Researcher Affiliation Academia Department of Mathematics, Eidgenössische Technische Hochschule Zürich, HG G 32.3, Rämistrasse 101, 8092 ürich, Switzerland. email: anastasis.kratsios@math.ethz.ch Department of Mathematics and Statistical Sciences, University of Alberta, 11324 89 Ave NW, Edmonton, AB T6G 2J5, Canada. email: bilokopy@ualberta.ca
Pseudocode No The paper does not contain any structured pseudocode or algorithm blocks.
Open Source Code Yes Python code for these implementations is available at [33].
Open Datasets Yes Our implementations are on the California housing dataset [31], with the objective of predicting the median housing value given a set of economic and geo-spacial factors as described in [18]. [31] is listed as: Kaggle. California housing prices. https://www.kaggle.com/camnugent/california-housing-prices. Accessed: 2020-05-15.

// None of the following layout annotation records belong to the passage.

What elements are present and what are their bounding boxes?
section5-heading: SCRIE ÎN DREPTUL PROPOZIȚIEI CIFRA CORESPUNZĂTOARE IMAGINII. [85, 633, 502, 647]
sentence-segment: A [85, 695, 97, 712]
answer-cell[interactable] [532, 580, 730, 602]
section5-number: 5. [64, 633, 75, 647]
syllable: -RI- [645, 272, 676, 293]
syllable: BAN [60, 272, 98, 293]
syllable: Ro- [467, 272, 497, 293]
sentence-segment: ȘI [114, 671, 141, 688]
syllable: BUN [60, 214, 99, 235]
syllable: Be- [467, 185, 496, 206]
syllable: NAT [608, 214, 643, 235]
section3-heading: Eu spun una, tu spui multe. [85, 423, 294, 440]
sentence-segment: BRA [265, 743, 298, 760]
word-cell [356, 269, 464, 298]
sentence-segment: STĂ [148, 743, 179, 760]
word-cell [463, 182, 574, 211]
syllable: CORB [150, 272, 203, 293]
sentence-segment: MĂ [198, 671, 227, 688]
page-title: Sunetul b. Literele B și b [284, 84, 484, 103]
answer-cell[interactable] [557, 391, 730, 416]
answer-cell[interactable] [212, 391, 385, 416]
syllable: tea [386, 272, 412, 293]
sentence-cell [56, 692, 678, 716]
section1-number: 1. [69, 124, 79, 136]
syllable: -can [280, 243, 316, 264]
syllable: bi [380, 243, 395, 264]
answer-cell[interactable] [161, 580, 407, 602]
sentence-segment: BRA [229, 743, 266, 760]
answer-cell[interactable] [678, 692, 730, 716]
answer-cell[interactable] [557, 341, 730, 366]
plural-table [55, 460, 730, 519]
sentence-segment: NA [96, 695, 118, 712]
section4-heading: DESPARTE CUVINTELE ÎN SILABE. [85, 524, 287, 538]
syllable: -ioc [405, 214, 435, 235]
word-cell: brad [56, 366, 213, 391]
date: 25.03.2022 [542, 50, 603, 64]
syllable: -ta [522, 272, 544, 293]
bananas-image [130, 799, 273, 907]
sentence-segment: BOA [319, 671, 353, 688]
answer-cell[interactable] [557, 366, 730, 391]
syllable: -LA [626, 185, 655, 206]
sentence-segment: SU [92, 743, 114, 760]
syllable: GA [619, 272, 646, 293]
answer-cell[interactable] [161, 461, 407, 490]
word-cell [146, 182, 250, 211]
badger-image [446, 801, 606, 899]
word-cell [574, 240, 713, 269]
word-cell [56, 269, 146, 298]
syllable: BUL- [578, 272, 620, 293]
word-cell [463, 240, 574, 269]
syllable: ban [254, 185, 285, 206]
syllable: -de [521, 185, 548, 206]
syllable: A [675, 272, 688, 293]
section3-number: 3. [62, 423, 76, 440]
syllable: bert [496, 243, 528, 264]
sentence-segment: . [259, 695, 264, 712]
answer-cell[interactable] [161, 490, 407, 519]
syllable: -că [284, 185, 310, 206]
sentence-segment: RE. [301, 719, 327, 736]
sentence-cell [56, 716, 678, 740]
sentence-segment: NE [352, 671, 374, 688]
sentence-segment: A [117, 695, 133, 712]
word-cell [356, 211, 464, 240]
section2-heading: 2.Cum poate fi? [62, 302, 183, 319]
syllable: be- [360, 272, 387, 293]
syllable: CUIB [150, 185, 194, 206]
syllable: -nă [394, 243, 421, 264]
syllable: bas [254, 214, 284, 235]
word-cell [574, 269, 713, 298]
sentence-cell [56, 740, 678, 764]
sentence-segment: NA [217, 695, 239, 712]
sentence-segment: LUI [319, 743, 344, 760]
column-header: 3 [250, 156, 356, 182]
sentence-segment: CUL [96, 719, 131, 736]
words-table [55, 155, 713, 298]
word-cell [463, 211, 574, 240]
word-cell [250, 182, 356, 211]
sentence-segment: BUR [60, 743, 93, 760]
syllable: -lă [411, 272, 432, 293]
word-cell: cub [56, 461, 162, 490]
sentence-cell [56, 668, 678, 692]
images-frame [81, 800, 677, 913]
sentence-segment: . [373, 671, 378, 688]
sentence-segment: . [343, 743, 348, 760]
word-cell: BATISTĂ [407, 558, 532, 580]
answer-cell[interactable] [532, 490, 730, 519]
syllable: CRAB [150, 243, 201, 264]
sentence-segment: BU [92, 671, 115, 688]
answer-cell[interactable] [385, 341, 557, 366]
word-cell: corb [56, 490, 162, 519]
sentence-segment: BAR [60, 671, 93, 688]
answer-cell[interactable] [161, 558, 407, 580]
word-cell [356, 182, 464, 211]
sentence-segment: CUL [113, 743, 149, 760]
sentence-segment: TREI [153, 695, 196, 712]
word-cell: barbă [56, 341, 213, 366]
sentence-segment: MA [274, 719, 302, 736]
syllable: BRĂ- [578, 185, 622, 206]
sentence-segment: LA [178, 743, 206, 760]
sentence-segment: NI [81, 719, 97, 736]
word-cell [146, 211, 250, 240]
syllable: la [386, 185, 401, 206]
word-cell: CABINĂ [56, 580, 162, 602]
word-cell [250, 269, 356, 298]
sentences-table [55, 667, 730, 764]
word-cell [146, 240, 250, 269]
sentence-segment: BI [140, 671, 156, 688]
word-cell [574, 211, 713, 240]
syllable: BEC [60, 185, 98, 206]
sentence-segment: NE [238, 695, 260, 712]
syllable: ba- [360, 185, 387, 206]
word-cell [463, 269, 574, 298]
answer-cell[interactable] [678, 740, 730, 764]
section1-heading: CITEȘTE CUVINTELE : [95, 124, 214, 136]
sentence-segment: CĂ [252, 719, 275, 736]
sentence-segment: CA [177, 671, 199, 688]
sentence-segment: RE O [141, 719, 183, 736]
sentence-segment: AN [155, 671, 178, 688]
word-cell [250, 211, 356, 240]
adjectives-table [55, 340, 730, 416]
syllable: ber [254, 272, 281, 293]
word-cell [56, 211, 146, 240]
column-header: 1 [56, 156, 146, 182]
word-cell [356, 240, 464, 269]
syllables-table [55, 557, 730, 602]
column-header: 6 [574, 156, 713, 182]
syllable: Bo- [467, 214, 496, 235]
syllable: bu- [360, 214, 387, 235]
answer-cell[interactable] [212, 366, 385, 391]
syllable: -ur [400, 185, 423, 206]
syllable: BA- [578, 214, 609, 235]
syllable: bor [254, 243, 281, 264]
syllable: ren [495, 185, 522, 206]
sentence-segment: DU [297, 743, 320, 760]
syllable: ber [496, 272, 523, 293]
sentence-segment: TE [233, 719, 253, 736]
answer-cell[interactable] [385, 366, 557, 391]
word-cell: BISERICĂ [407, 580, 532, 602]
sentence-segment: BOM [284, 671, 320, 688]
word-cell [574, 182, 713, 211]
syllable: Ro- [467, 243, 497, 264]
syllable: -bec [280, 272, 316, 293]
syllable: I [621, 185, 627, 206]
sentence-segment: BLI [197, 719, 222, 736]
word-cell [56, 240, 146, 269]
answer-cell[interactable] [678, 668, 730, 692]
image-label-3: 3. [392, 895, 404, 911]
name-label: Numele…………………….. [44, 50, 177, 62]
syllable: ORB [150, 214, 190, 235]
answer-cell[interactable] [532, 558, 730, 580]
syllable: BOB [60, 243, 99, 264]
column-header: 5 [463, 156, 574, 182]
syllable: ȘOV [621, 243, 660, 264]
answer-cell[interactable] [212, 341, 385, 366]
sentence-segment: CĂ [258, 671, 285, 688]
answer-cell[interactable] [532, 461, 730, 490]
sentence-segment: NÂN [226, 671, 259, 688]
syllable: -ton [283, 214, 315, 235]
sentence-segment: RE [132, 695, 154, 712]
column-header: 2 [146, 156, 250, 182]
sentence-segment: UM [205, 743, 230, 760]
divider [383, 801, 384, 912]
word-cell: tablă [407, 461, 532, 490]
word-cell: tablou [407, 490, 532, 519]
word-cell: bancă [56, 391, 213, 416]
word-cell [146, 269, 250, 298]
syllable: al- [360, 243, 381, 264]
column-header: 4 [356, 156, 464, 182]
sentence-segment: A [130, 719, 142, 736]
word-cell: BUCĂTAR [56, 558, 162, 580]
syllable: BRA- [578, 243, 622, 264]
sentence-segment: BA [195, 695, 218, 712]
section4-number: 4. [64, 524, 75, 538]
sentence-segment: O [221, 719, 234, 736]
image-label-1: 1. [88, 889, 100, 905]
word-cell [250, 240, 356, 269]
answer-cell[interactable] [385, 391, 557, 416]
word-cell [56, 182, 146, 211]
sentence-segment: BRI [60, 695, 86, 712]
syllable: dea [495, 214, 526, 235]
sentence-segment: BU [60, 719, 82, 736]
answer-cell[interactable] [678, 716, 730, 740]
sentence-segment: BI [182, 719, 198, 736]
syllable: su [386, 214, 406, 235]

Dataset Splits No The test-set consists of 30% percent of the total 20k training instances. This specifies the test split and total instances, but does not explicitly mention or quantify a separate validation split.
Hardware Specification No The paper does not provide specific hardware details (e.g., GPU/CPU models, processor types, or memory amounts) used for running its experiments.
Software Dependencies No The paper mentions 'Python code' but does not specify any software dependencies with version numbers.
Experiment Setup No The paper describes the general form of the implemented networks (ρ f φ, where f = W2 σ W1 is a shallow feed-forward network with Re LU activation) and the dataset size, but it does not provide specific hyperparameter values (e.g., learning rate, batch size, number of epochs, optimizer settings) or detailed training configurations.